Le rocher du corbeau

Pourquoi désigne-t on sous le nom de rocher du corbeau, un rocher qui domine le coll de la Quitta (col du renard) dans la vallée de Prats ? Le corbeau est un oiseau sinistre, et il faut qu’il ait laissé dans ces parages de tristes souvenirs. Ces souvenirs remontent à l’invasion des Arabes, qui provoqua l’émigration des chrétiens dans la montagne.

rocher du corbeau

Rocher du corbeau

Près des sources du Tech s’était réfugiée une famille de gens laborieux : le père et la mère cultivaient la terre; Guiselda leur fille, à peine âgée de quinze ans, allait garder les chèvres dans la montagne. Comme elle était très jolie, les bergers la recherchèrent. Et peu à peu elle devint coquette.

Guiselda se mirait un jour dans l’eau claire d’une fontaine, garnissant sa chevelure d’une couronne de pampre et son cou d’un collier de verdure, lorsqu’elle entendit une voix qui l’appelait. Elle se retourna croyant peut-être apercevoir le prince charmant qu’elle rêvait, mais elle ne vit qu’un corbeau haut perché sur un pic.

— « Guiselda I Guiselda ! » semblait crier l’oiseau.

Si les bêtes avaient le don de la parole, pensa la jeune fille, je croirais bien que ce corbeau m’appelle. Mais il n’aurait pas une voix aussi mélodieuse.

Comme elle s’approchait pourtant, le corbeau lui tint ce propos :

— « Belle Guiselda, ne sois pas étonnée d’entendre ma voix, tu sauras plus tard qui je suis. Tu seras un jour la femme d’un prince d’Orient. Je te vois reine, je te vois puissante, trônant dans un magnifique palais. »

Et le noir corbeau s’envola on croassant et avec un bruissement d’ailes qui glaça d’effroi la jeune fille confondue. Quelque temps après on annonçait l’arrivée des Arabes. Devant ces dévastateurs fuyaient les bergers et leurs troupeaux. Guiselda prit aussi la fuite avec ses parents, mais ne put résister aux fatigues de la marche; exténuée, à bout de forces, elle s’affaissa devant une grotte et se recommanda à la Vierge; tout à coups se fit entendre le bruit du galop d’un cheval : c’était un beau cavalier qui arrivait, bientôt suivi des terribles guerriers maures.

Le chef de la troupe mit pied à terre en apercevant Guiselda, lui offrit à boire et la ranima. Mais, vaincu par ses charmes, il l’emporta sur sa croupe en l’entourant des mille prévenances qu’un amoureux prodigue à sa belle.

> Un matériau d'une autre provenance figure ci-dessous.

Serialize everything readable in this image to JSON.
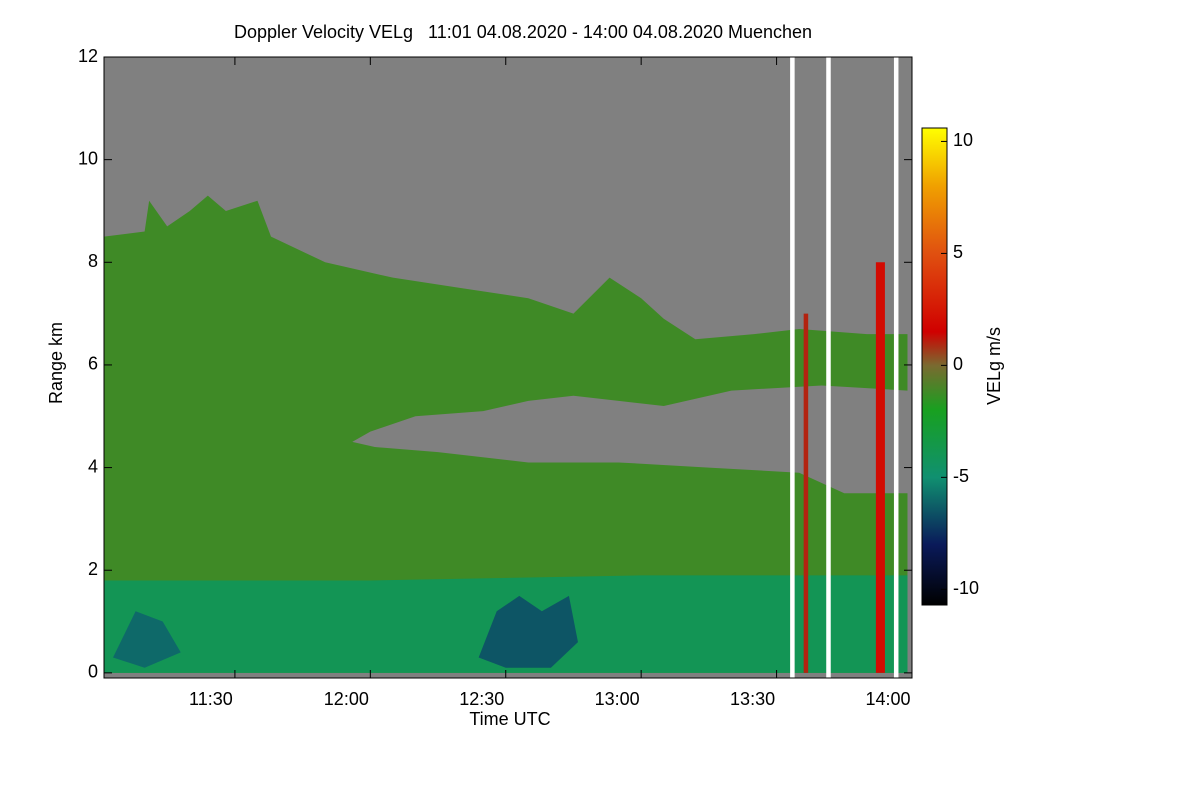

Et la prédiction du corbeau se réalisa : aimée du chef maure, Guiselda fut conduite à Jaffa et devint la reine du harem. Elle eut pourtant à subir de dures épreuves et elle aurait bien donné sa royauté et ses bijoux pour revoir le Vallespir et sa chèvre Zilda.

La Vierge du Coral eut pourtant pitié d’elle et lui donna les moyens d’échapper au Sultan et de revenir dans le beau Roussillon.

Les vieux parents de la bergère disparue ne reconnurent plus Guiselda tant la douleur avait fait des ravages sur sa figure jadis si douce. Ce n’était plus, hélas, la belle paysanne que les bergers admiraient !

Elle revit pourtant avec un bonheur ineffable ses vieux parents, sa chèvre Zilda, les montagnes et les fleurs. Elle semblait peu à peu renaître à la vie lorsqu’elle entendit un jour une voix qui la fit tressaillir :

— Guiselda ! Guiselda !

La pâle Guiselda aperçut alors le maudit corbeau qui jadis lui avait annoncé une si funeste prédiction. Elle poussa un cri de terreur et tomba à genoux pour implorer la Vierge du Coral. A cette évocation le corbeau disparut bruyamment, tandis que Guiselda rendait le dernier soupir. Et on vit, parait-il, des anges emporter l’âme de la malheureuse fille.